Figure 4: Model transfer results; RL policies trained on LLaDA perform robustly when evaluated on Dream, showing potential for cross-model generalization.
Transferability
RL policies exploiting token confidences transfer readily across architectures (e.g., from LLaDA to Dream), provided distributions of confidences are similar. Domain transfer (e.g., math to code generation) is less robust; policies underperform confidence-thresholding heuristics unless the training set covers the evaluation domain. Similarly, policies trained for one sequence length generalize well to longer sequences due to flexible policy parameterization using position encodings.




Figure 5: Transferability across models (LLaDA-trained policy evaluated on Dream; consistent performance to Fast-dLLM heuristic).
Policy Design Ablations
Detailed ablation studies reveal several core findings:
- Multiplicative reward functions are superior for stability and avoiding trivial solutions.
- Parameterizing the policy with token confidences is both effective and efficient; leveraging higher-order predictive moments (e.g., top-50 confidences or full hidden states) does not yield improvement in downstream accuracy.
- Dynamic Plackett-Luce sampling (instead of per-token Bernoulli) offers very similar empirical behavior, suggesting policy capacity is not the rate-limiting factor in the semi-AR regime.
Practical and Theoretical Implications
The proposed RL-based unmasking mechanism demonstrates that efficient and accurate sampling policies for dLLMs can be learned autonomously, obviating manual hyperparameter tuning and exposing the possibility of domain- or architecture-agnostic sample scheduling. Such approaches smooth the performance–efficiency Pareto curve, especially outside the regime where current heuristic methods degrade.

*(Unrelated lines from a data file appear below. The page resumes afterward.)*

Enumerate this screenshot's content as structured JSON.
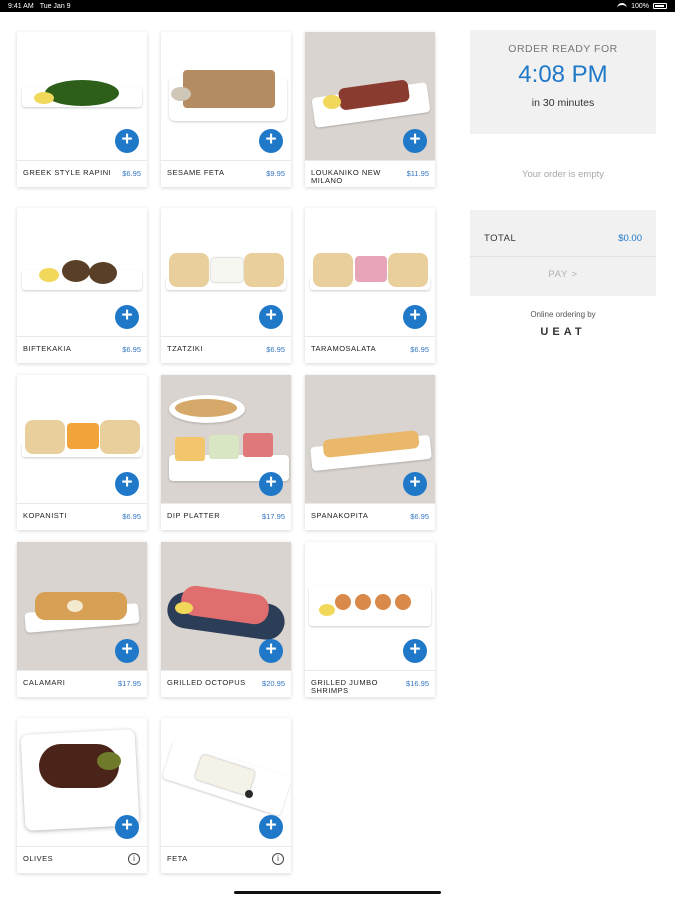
{
  "status": {
    "time": "9:41 AM",
    "date": "Tue Jan 9",
    "battery": "100%"
  },
  "menu": {
    "items": [
      {
        "name": "GREEK STYLE RAPINI",
        "price": "$6.95",
        "action": "add",
        "photo_background": "white"
      },
      {
        "name": "SESAME FETA",
        "price": "$9.95",
        "action": "add",
        "photo_background": "white"
      },
      {
        "name": "LOUKANIKO NEW MILANO",
        "price": "$11.95",
        "action": "add",
        "photo_background": "grey"
      },
      {
        "name": "BIFTEKAKIA",
        "price": "$6.95",
        "action": "add",
        "photo_background": "white"
      },
      {
        "name": "TZATZIKI",
        "price": "$6.95",
        "action": "add",
        "photo_background": "white"
      },
      {
        "name": "TARAMOSALATA",
        "price": "$6.95",
        "action": "add",
        "photo_background": "white"
      },
      {
        "name": "KOPANISTI",
        "price": "$6.95",
        "action": "add",
        "photo_background": "white"
      },
      {
        "name": "DIP PLATTER",
        "price": "$17.95",
        "action": "add",
        "photo_background": "grey"
      },
      {
        "name": "SPANAKOPITA",
        "price": "$6.95",
        "action": "add",
        "photo_background": "grey"
      },
      {
        "name": "CALAMARI",
        "price": "$17.95",
        "action": "add",
        "photo_background": "grey"
      },
      {
        "name": "GRILLED OCTOPUS",
        "price": "$20.95",
        "action": "add",
        "photo_background": "grey"
      },
      {
        "name": "GRILLED JUMBO SHRIMPS",
        "price": "$16.95",
        "action": "add",
        "photo_background": "white"
      },
      {
        "name": "OLIVES",
        "price": "",
        "action": "info",
        "photo_background": "white"
      },
      {
        "name": "FETA",
        "price": "",
        "action": "info",
        "photo_background": "white"
      }
    ],
    "add_icon_glyph": "+",
    "info_icon_glyph": "i"
  },
  "order": {
    "ready_label": "ORDER READY FOR",
    "ready_time": "4:08 PM",
    "ready_sub": "in 30 minutes",
    "empty_message": "Your order is empty",
    "total_label": "TOTAL",
    "total_value": "$0.00",
    "pay_label": "PAY  >",
    "powered_by": "Online ordering by",
    "brand": "UEAT"
  },
  "colors": {
    "accent": "#1f78c8",
    "price": "#3677c3",
    "panel": "#f1f1f1",
    "muted": "#a8a8a8"
  }
}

Theoretically, the framing of unmasking as an MDP introduces new perspectives for discrete diffusion model research, creates opportunity for further exploration of adaptive computation, and for parallel advances in policies that incorporate richer observation (e.g., joint unmask/remask, multimodal signals).
Conclusion
The RL-trained unmasking policy introduced in this work matches and often exceeds heuristic-based sampling for dLLMs, with strong results for both semi-AR and fully parallel regimes. The design is scalable, easily transferable within model families, and provides a first step toward fully automated adaptive sample scheduling for diffusion-based generative modeling. Nonetheless, further work is required to enhance fine-grained controllability of the accuracy-efficiency trade-off and to extend domain generalization.
Future Directions
Open questions include:
- Joint learning of accuracy–efficiency trade-off as a continuous policy parameter.
- Domain-general, mixture-trained policies for robust cross-task applicability.
- Incorporation of semantic or structural information while maintaining computational frugality.
- Extension to remasking and other non-unmask-only paradigms, and to multimodal generation.


Figure 6: Policy robustness across varying α (compute penalty) values shows that high-penalty policies diverge, while moderate penalties yield stable and effective Pareto frontiers.